Four years after the Boxer Rebellion Russia remained in China setting the stage for certain conflict. Japan had its eye on an ice free port to carry out its expansions. This was Port Arthur on the west of the City of Dalian to the southern edge of Liaodong Peninsula.
On February 9th 1904 a superior Japanese Fleet inflicted damage on the Russian Far Eastern Fleet and sealed it in the Port.
In answer, the Russians after many delays sent its Baltic Fleet to round the world on a sea odyssey. The ships arrived in the North Sea but as luck would have it its supply vessel Kamtchatka developed engine problems and drifted behind the main Fleet. An alarm signal was sent complaining of an attack by torpedo boats in the dark hours. It was probably assumed as Britain and Japan were firm allies the attack had been planned. The panicky ships of the Baltic Fleet began to fire uncertain of finding a target in the crisscross of searchlights. Unfortunately a shell struck a British fishing vessel and sent it to the bottom.
The Dogger bank is approx 69 miles from the English Northern coast and an important fishing area attended by forty or so fishing boats on that October evening. The Russians were already on edge as the Kamtchatka had previously opened fire on a Swedish vessel thinking it was the enemy. It was said the Captain was under the influence and had sent the messages of being attached by torpedo boats.
As a result of the messages, what appeared to be Japanese torpedo boats loomed in the darkness of Dogger Bank in the way of the Baltic Fleet. Gun fire of heavy and low calibre was immediately directed at the fishing boats.

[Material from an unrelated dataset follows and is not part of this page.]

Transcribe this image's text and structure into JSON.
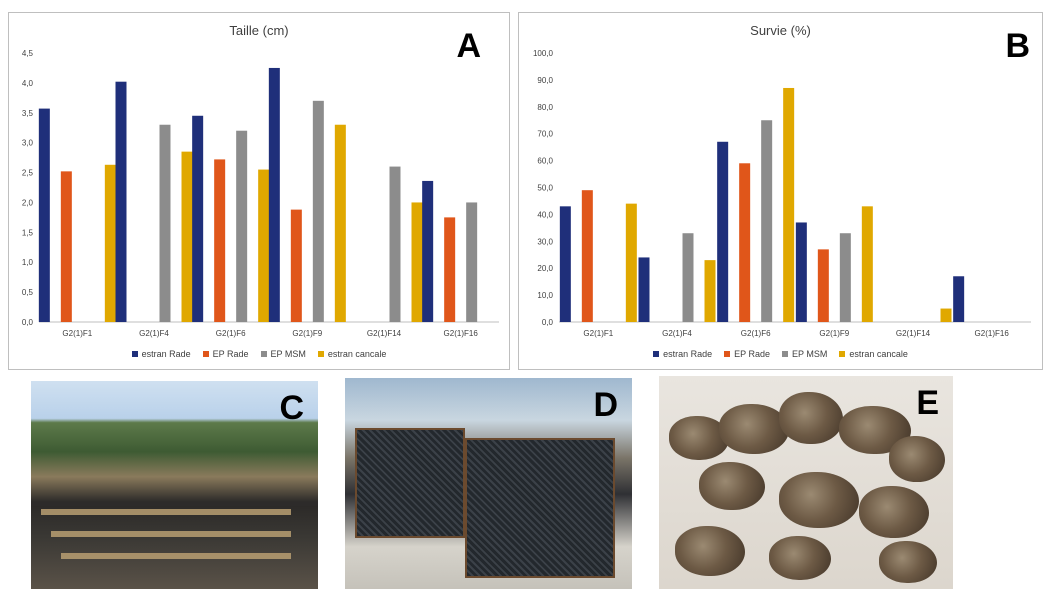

Within a few minutes, the Crane, a Steam driven trawler received the explosive blows. She floundered and sank to the bottom taking with her the Captain and one of her crew. The Mino, the Moulmein, the Gull, the Snipe, and the Majestic were damaged by the spay of shells inflicting six casualties. Captain Whelpton of the trawler Mino was so shocked by the event he died six months later.
The Russian armoured Cruiser Aurora approached and was fired on by its own ships killing at least one Russian sailor and seriously wounding another.
As the Russian Fleet ploughed south, the Admiral realised an error had taken place and allowed one of the ships to stay behind to render assistance. But no life boats had been left by the departing war ships and Admiral Petrovich Rozhdestvenski was heavily criticised for this lack of humanity.
The British Fleet prepared for action and chased the Russians to Virgo in Spain and blocked them in.
easily mistaken for a fishing vessel!
Internationally this was a disaster that could easily have lead to war, but common sense dictated that an International Commission should unravel the mess. The following year 1905 the verdict was promulgated.
But in the mean time the King sent a telegram to the Mayor of Hull expressing his disgust at the Russians unwarranted action.
The Czar hoped for a quick satisfactory completion of the affair as the war in the East now in full swing.
Inevitably the Russians were held responsible and agreed on reparation and compensation to be paid to those effected by the blunder. This offer was apparently agreed on only after the Mayor of Hull sent a stinging telegram to the Prime Minister.
The heat of the incident reached boiling point and then cooled just as quickly probable due to so many other critical evens around the world.